The last to arrive was Jeremiah Beaudreaux, better known as Jerry. He’d been cooking at Castle’s practically since the doors opened. Now in his sixties and still standing tall at well over six feet, the one-time Louisiana fisherman’s face was deeply tanned and weathered, his hair white, but he still had a smile that lit his bright blue eyes.
“Well, this sure enough is a sight for sore eyes,” he declared when he saw Emily, Samantha and Gabriella at work sweeping the debris in the dining room into piles to be discarded. “Looks like an ill wind blew us at least some good, Cora Jane.”
“Better wait till you see how much trouble they manage to stir up, Jerry,” Cora Jane retorted, but her eyes were sparkling.
“Let me give you girls a hug,” he said, lifting them each off their feet in one of his massive bear hugs.
“How’d you get to be so strong?” Emily teased, just as she had the first time he’d tossed her into the air as a child. Compared to her reed-thin grandfather, Jerry had seemed like a gentle giant.
“Toting around those cast iron pots of crab soup your grandmother has me making,” he responded. “Now let me get in that kitchen and see what else needs to be done. Those kids you put to work, Cora Jane, will do a slapdash job of it without my supervision.”
“Some of those ‘kids’ are as old as you are, Jeremiah Beaudreaux,” Cora Jane said. “They know what to do.”
“I’ll feel better if I see the results for myself.” He winked at Emily and her sisters. “We’ll sit down and have us a long visit once this place is set to rights. Andrew said he’d be over here in an hour, Cora Jane, soon as he helps his grandmama set a few things outside in the sun to dry out. You just put him to work whatever needs doing around here. I promised his grandmama we’d keep him out of mischief.”
Jerry spotted B.J. “There’s my best helper,” he said exuberantly. “You gonna come with me, young man?”
B.J. beamed. “Whatever you need,” he said eagerly.
Before heading into the kitchen, Jerry paused and gave Cora Jane a searching look. “You doing okay? We’ll have this place shipshape in no time. You’re not to fret about it, okay?”
Emily caught the tender look that passed between them. She waited until Jerry and B.J. were gone before asking, “Did anyone else happen to notice the way Jerry was looking at Grandmother just then?”
“Oh, hush! You don’t know what you’re talking about,” Cora Jane responded tartly, though there was a surprising blush in her cheeks. “Jerry’s been my right-hand man around here for a lot of years. He was one of your grandfather’s best friends.”
“Looks to me as if he’d like to be more than friends with you,” Samantha chimed in, her eyes alight.
“No question about it, Grandmother,” Gabi added. “Is there something you’d like to tell us?”

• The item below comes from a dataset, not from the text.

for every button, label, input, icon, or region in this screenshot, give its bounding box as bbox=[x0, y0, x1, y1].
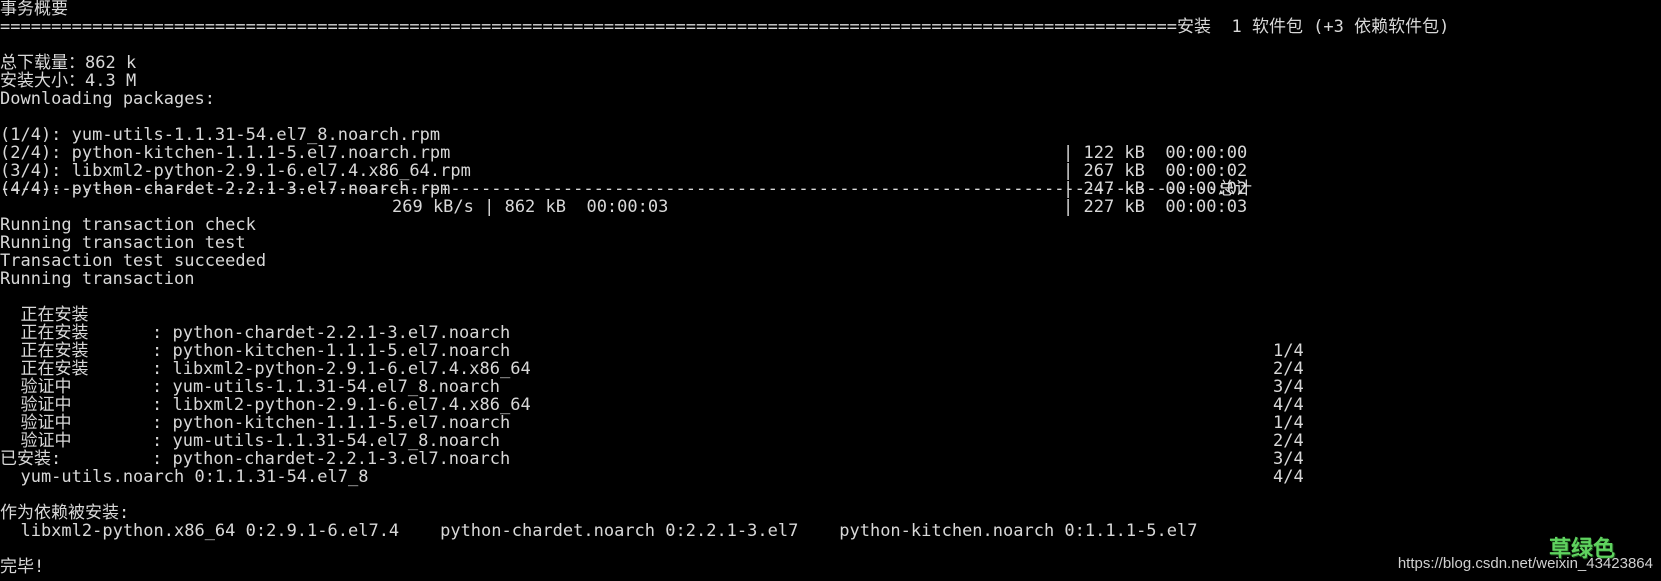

Cora Jane regarded each of them with an impatient look. “Don’t think you’re going to throw me off course by trying to turn the tables and meddle in my life,” she said. “Now, let’s get back to work. We’re setting a poor example for the girls who came in here to help out.”

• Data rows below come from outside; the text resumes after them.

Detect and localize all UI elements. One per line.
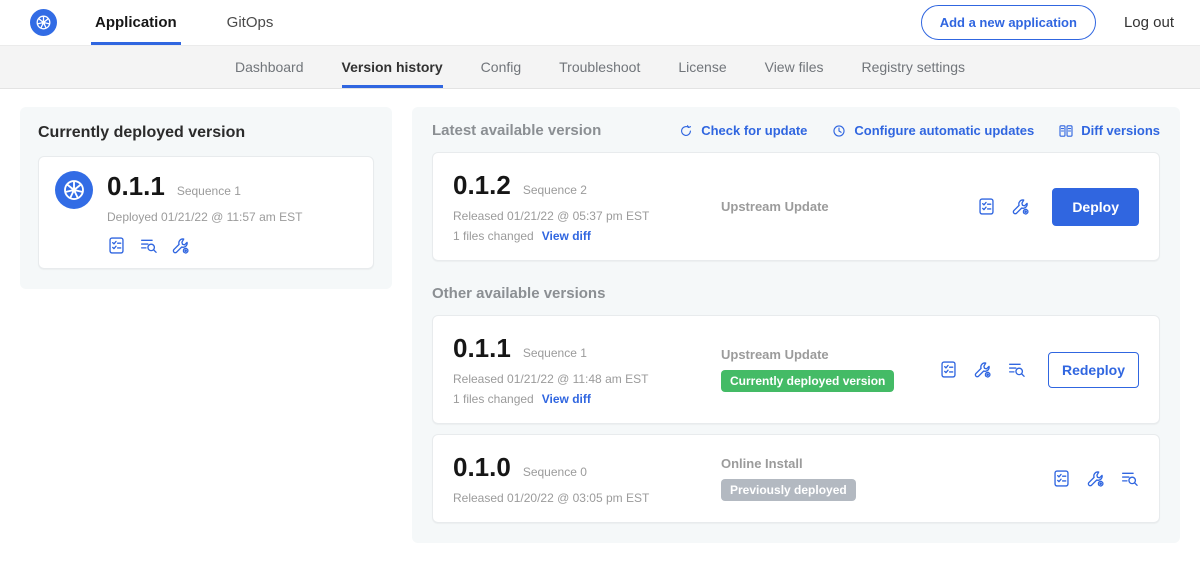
version-source: Upstream Update [721,199,977,214]
deployed-info: 0.1.1 Sequence 1 Deployed 01/21/22 @ 11:… [107,171,302,255]
other-versions-heading: Other available versions [432,285,1160,302]
subnav-label: Config [481,59,521,75]
view-diff-link[interactable]: View diff [542,392,591,406]
version-number: 0.1.2 [453,170,511,201]
diff-versions-button[interactable]: Diff versions [1058,123,1160,139]
subnav-item-version-history[interactable]: Version history [342,46,443,88]
app-logo-icon [55,171,93,209]
logout-link[interactable]: Log out [1124,14,1174,31]
latest-version-heading: Latest available version [432,122,601,139]
tab-application[interactable]: Application [91,0,181,45]
release-notes-icon[interactable] [1052,469,1071,488]
version-sequence: Sequence 0 [523,465,587,479]
top-nav-bar: Application GitOps Add a new application… [0,0,1200,46]
refresh-icon [678,123,694,139]
configure-automatic-updates-button[interactable]: Configure automatic updates [831,123,1034,139]
subnav-item-registry-settings[interactable]: Registry settings [862,46,965,88]
redeploy-button[interactable]: Redeploy [1048,352,1139,388]
add-application-button[interactable]: Add a new application [921,5,1096,40]
subnav-label: License [678,59,726,75]
view-diff-link[interactable]: View diff [542,229,591,243]
configure-automatic-updates-label: Configure automatic updates [854,123,1034,138]
version-toolbar: Check for update Configure automatic upd… [678,123,1160,139]
version-actions: Redeploy [939,352,1139,388]
version-number: 0.1.1 [453,333,511,364]
version-released: Released 01/20/22 @ 03:05 pm EST [453,491,721,505]
edit-config-icon[interactable] [1011,197,1030,216]
subnav-item-license[interactable]: License [678,46,726,88]
app-subnav: Dashboard Version history Config Trouble… [0,46,1200,89]
version-released: Released 01/21/22 @ 05:37 pm EST [453,209,721,223]
subnav-label: Version history [342,59,443,75]
version-info: 0.1.1 Sequence 1 Released 01/21/22 @ 11:… [453,333,721,406]
deployed-panel-title: Currently deployed version [38,124,374,142]
version-card-0-1-0: 0.1.0 Sequence 0 Released 01/20/22 @ 03:… [432,434,1160,523]
version-sequence: Sequence 2 [523,183,587,197]
tab-application-label: Application [95,14,177,31]
version-sequence: Sequence 1 [523,346,587,360]
kubernetes-logo-icon [30,9,57,36]
version-released: Released 01/21/22 @ 11:48 am EST [453,372,721,386]
subnav-item-troubleshoot[interactable]: Troubleshoot [559,46,640,88]
subnav-item-dashboard[interactable]: Dashboard [235,46,304,88]
edit-config-icon[interactable] [973,360,992,379]
version-history-panel: Latest available version Check for updat… [412,107,1180,543]
deploy-button[interactable]: Deploy [1052,188,1139,226]
release-notes-icon[interactable] [977,197,996,216]
subnav-item-config[interactable]: Config [481,46,521,88]
view-files-icon[interactable] [1007,360,1026,379]
deployed-actions [107,236,302,255]
deployed-sequence: Sequence 1 [177,184,241,198]
edit-config-icon[interactable] [1086,469,1105,488]
subnav-item-view-files[interactable]: View files [765,46,824,88]
schedule-icon [831,123,847,139]
version-source-block: Upstream Update Currently deployed versi… [721,347,939,392]
version-info: 0.1.0 Sequence 0 Released 01/20/22 @ 03:… [453,452,721,505]
version-source: Online Install [721,456,1052,471]
version-source-block: Online Install Previously deployed [721,456,1052,501]
currently-deployed-badge: Currently deployed version [721,370,894,392]
version-source-block: Upstream Update [721,199,977,214]
release-notes-icon[interactable] [939,360,958,379]
version-number: 0.1.0 [453,452,511,483]
diff-versions-label: Diff versions [1081,123,1160,138]
version-info: 0.1.2 Sequence 2 Released 01/21/22 @ 05:… [453,170,721,243]
tab-gitops-label: GitOps [227,14,274,31]
tab-gitops[interactable]: GitOps [223,0,278,45]
version-card-0-1-1: 0.1.1 Sequence 1 Released 01/21/22 @ 11:… [432,315,1160,424]
deployed-timestamp: Deployed 01/21/22 @ 11:57 am EST [107,210,302,224]
top-tabs: Application GitOps [91,0,319,45]
currently-deployed-panel: Currently deployed version 0.1.1 Sequenc… [20,107,392,289]
subnav-label: Dashboard [235,59,304,75]
check-for-update-label: Check for update [701,123,807,138]
previously-deployed-badge: Previously deployed [721,479,856,501]
subnav-label: View files [765,59,824,75]
subnav-label: Registry settings [862,59,965,75]
latest-version-header: Latest available version Check for updat… [432,122,1160,139]
topbar-right: Add a new application Log out [921,0,1174,45]
deployed-version-number: 0.1.1 [107,171,165,202]
version-actions: Deploy [977,188,1139,226]
view-files-icon[interactable] [139,236,158,255]
version-actions [1052,469,1139,488]
deployed-card-body: 0.1.1 Sequence 1 Deployed 01/21/22 @ 11:… [55,171,357,255]
deployed-version-card: 0.1.1 Sequence 1 Deployed 01/21/22 @ 11:… [38,156,374,269]
diff-icon [1058,123,1074,139]
check-for-update-button[interactable]: Check for update [678,123,807,139]
version-source: Upstream Update [721,347,939,362]
subnav-label: Troubleshoot [559,59,640,75]
files-changed: 1 files changed [453,229,534,243]
release-notes-icon[interactable] [107,236,126,255]
view-files-icon[interactable] [1120,469,1139,488]
files-changed: 1 files changed [453,392,534,406]
main-content: Currently deployed version 0.1.1 Sequenc… [0,89,1200,561]
version-card-latest: 0.1.2 Sequence 2 Released 01/21/22 @ 05:… [432,152,1160,261]
edit-config-icon[interactable] [171,236,190,255]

Emily let the subject drop as she picked up her broom and went back to work. Gabi pushed her own pile of debris over to merge with Emily’s.
“You don’t really think there’s something going on between Jerry and Grandmother, do you?” Gabi asked. “You were just trying to rattle her, the way she said.”
Emily shrugged. “I saw something. Maybe it was nothing more than two old friends exchanging a fond look, but it seemed like more to me.”